Commonwealth v. Melvin, 103 A.3d 1, 39-40 (Pa. Super. 2014) (citation
omitted).
Constructive possession is “a legal fiction, a pragmatic construct to
deal with the realities of criminal law enforcement. Constructive possession
is an inference arising from a set of facts that possession of the contraband
was more likely than not.” Commonwealth v. Mudrick, 507 A.2d 1212,
1213 (Pa. 1986). Constructive possession entails the power to control the
contraband and the intent to exercise that control.
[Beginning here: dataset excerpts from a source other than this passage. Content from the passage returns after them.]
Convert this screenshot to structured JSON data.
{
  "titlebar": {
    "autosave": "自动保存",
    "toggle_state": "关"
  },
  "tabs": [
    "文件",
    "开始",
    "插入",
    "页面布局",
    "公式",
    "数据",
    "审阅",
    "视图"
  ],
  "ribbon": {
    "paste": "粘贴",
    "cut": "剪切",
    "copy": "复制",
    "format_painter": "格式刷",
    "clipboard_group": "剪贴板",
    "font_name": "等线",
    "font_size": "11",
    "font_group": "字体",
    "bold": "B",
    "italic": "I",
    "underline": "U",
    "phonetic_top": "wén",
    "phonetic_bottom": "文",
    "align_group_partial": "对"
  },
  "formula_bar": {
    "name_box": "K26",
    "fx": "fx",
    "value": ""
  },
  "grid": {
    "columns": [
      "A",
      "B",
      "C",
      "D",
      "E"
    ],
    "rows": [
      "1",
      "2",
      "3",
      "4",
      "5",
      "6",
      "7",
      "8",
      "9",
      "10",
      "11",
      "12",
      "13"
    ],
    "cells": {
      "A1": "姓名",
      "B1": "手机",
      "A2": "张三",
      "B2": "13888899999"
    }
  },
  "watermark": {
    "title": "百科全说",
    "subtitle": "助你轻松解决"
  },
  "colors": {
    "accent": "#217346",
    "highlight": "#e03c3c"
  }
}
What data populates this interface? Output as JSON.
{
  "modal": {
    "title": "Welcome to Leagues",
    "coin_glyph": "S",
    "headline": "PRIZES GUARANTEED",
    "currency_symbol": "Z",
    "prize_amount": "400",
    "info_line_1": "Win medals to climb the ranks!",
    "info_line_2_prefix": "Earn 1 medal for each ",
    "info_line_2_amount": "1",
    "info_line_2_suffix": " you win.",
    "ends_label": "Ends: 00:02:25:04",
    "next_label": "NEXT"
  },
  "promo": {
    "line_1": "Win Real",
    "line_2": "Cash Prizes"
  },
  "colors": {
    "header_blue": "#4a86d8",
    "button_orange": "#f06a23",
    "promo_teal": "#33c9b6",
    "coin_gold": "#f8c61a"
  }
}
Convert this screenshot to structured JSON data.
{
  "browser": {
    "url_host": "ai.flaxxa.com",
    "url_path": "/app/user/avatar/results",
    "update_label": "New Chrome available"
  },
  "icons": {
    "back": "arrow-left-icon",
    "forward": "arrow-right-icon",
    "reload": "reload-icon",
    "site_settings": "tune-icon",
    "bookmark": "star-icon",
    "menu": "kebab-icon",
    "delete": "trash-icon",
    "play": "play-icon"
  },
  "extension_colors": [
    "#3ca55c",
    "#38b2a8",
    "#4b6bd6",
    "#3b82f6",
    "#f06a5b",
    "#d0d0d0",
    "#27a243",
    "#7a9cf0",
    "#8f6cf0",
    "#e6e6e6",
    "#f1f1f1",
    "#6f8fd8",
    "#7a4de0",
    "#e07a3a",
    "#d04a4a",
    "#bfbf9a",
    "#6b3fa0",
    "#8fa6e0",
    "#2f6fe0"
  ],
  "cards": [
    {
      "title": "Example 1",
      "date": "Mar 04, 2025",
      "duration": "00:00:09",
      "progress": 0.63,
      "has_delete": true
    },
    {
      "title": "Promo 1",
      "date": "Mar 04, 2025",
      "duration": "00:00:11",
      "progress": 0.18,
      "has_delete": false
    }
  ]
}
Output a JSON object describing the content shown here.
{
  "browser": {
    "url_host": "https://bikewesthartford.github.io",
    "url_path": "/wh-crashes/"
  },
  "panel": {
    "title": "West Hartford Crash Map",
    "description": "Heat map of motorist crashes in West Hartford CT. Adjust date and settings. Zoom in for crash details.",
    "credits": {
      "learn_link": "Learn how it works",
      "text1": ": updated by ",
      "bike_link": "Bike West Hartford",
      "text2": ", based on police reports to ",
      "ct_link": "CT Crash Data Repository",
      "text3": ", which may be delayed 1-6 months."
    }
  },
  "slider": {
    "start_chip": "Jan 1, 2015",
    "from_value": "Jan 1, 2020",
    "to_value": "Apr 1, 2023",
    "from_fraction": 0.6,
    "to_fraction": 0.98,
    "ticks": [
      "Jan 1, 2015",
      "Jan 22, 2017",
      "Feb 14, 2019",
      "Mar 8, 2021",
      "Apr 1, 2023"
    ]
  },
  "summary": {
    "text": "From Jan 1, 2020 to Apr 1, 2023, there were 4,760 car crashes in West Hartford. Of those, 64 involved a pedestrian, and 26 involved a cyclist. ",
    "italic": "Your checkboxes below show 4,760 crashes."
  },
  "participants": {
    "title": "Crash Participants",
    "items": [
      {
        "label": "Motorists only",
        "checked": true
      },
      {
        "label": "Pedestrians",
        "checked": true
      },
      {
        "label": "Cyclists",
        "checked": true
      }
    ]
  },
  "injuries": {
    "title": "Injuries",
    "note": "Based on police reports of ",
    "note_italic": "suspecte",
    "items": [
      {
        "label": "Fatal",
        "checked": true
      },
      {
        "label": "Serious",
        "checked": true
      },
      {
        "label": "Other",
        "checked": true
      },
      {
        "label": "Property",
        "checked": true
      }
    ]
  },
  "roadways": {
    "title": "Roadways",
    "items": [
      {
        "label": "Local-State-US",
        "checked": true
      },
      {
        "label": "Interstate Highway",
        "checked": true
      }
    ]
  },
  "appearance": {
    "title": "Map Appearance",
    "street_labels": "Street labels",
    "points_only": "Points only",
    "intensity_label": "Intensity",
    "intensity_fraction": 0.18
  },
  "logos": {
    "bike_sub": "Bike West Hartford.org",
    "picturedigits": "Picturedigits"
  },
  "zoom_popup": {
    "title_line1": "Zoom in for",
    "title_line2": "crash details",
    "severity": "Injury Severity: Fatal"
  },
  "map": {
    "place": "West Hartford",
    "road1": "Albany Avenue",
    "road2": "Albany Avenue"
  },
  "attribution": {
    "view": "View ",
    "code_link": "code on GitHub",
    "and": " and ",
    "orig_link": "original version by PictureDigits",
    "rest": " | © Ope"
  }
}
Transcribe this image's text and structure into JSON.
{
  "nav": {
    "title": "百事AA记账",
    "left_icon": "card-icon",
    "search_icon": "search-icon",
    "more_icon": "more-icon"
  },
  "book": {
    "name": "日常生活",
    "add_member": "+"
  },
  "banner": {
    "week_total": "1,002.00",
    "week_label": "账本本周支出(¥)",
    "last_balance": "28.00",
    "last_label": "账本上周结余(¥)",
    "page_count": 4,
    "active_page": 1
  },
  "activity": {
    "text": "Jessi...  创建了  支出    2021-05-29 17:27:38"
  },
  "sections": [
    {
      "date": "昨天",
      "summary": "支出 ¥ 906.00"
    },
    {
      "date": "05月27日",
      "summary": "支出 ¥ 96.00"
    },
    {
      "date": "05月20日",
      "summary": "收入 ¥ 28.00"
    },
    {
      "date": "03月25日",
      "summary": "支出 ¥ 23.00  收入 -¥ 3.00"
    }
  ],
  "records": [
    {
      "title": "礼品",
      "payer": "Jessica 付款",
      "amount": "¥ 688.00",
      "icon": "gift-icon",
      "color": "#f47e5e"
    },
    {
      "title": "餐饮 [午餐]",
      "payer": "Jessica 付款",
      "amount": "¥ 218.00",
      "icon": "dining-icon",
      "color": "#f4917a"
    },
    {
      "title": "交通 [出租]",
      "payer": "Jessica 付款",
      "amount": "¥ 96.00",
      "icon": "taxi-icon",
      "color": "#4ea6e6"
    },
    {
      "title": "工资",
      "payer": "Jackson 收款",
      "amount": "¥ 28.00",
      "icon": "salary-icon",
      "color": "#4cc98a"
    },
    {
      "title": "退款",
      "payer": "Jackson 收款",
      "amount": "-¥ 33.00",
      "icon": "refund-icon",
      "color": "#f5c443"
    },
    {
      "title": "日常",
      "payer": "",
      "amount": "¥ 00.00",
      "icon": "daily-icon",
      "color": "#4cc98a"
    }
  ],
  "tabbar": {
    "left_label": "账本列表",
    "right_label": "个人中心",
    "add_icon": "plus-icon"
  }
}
Commonwealth v.
Macolino, 469 A.2d 132, 134 (Pa. 1983). “To find constructive possession,
the power and intent to control the contraband does not need to be
exclusive to the defendant.” Vargas, 108 A.3d at 868. Constructive
possession may be inferred from the totality of the circumstances using
circumstantial evidence. Macolino, 469 A.2d at 134.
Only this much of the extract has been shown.